Visual by: Kunal Kaustav Duwarah
July 15 is celebrated as World Youth Skills Day across the globe to make young people understand the importance of essential skill enhancement that will help them make informed choices regarding employment, work, and entrepreneurship.
This day is a United Nations designated event that provides a unique opportunity for dialogue between young people, technical and vocational education and training (TVET) institutions, firms, employers’ and workers’ organizations, policymakers, and development partners.
![World Youth Skills Day: The Future Is Young 1 UN General Assembly hall 1](https://northeasternchronicle.in/wp-content/uploads/2021/07/UN_General_Assembly_hall-1-1024x635.jpg)
HISTORY
The United Nations General Assembly declared July 15 as World Youth Skills Day in 2014. The day was marked to achieve the Incheon Declaration: Education 2030, which is a part of Sustainable Development Goal 4 that urges to “ensure inclusive and equitable quality education and promote lifelong learning opportunities for all.”
![World Youth Skills Day: The Future Is Young 2 skills 3371153 1920](https://northeasternchronicle.in/wp-content/uploads/2021/07/skills-3371153_1920.jpg)
SIGNIFICANCE
World Youth Skills Day recognises the importance of equipping young people with skills that can help them in becoming entrepreneurs, find employment that offers them decent work. The occasion also provides an opportunity to bring skilled young individuals along with employers, development partners and policymakers on the same platform.
![World Youth Skills Day: The Future Is Young 3 skill deveolpment](https://northeasternchronicle.in/wp-content/uploads/2021/07/skill-deveolpment-1024x682.jpg)
THEME AND CELEBRATION
World Youth Skills Day 2021 will take place in a challenging context, with the continuation of the COVID-19 pandemic resulting in the widespread disruption of the TVET sector. While vaccination rollouts offer some hope, technical and vocational education and training still has a long road to recovery, especially in those countries which continue to be overwhelmed by the spread of the disease. Youth skills development will face a range of unfamiliar problems emerging from a crisis where training has been disrupted in an unprecedented manner on a virtually universal scale.
Young people aged 15-24 are particularly exposed to the socio-economic consequences of the pandemic. School and workplace closures are leading to learning and training losses. Major life-cycle transitions are made difficult if not impossible, including graduation from general education or technical and vocational education and training at secondary or tertiary level, residential autonomy, and labour market insertion.
Technical and vocational education and training have a key role to play in fostering the resilience of young people. It is crucial for all stakeholders to ensure the continuity of skills development and to introduce training programmes to bridge skills gaps. Solutions need to be reimagined in a way that considers not only the realities of the present but also the full range of possibilities for the future.

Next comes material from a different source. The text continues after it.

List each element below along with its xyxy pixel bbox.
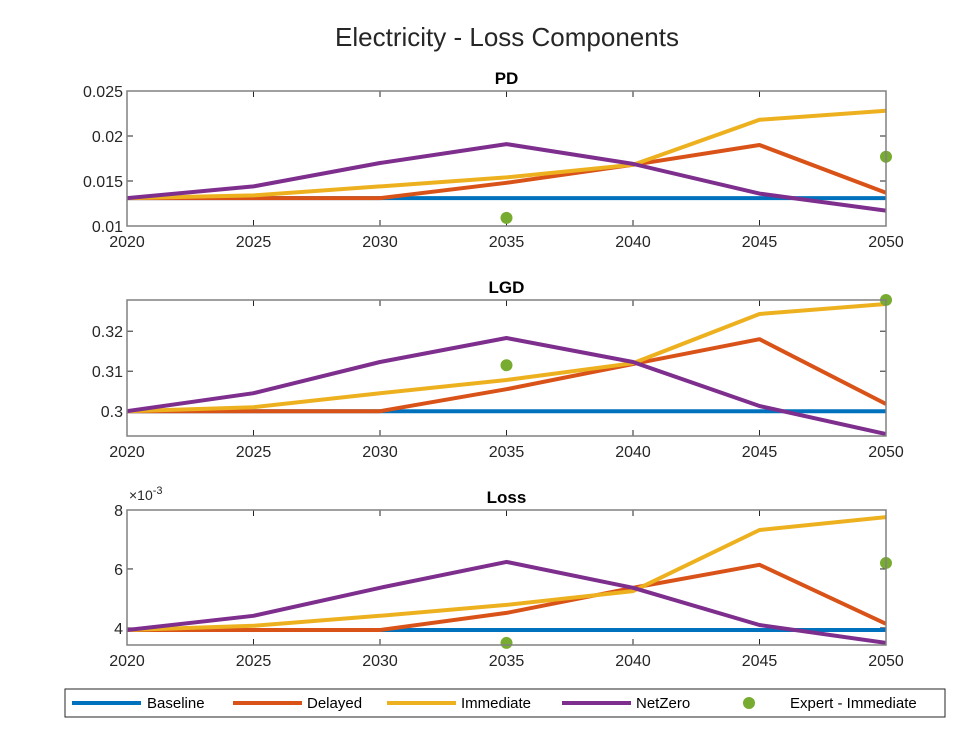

India is a large country with an even larger population. Unlike many countries, it even has a big population of youth aged between 15 and 24, which makes it important for the country to make this proportion of the demographic ready for jobs. Unemployment runs rampant in the country, that is why the government of India has initiated many skill programs that are meant to help the youth attain jobs and help increase the economy.
This World Youth Skills Day 2021, we will celebrate the resilience and creativity of youth throughout the crisis. A virtual event, organized by the Permanent Missions of Sri Lanka and Portugal to the UN, the Office of the Secretary-General’s Envoy on Youth, UNESCO and ILO, will offer an opportunity to reflect on skills that are needed today and for the future. Participants will take stock of how the TVET sector has adapted to the pandemic and recession, think of how TVET institutions can participate in the recovery, and imagine priorities they should adopt for the post-COVID-19 world.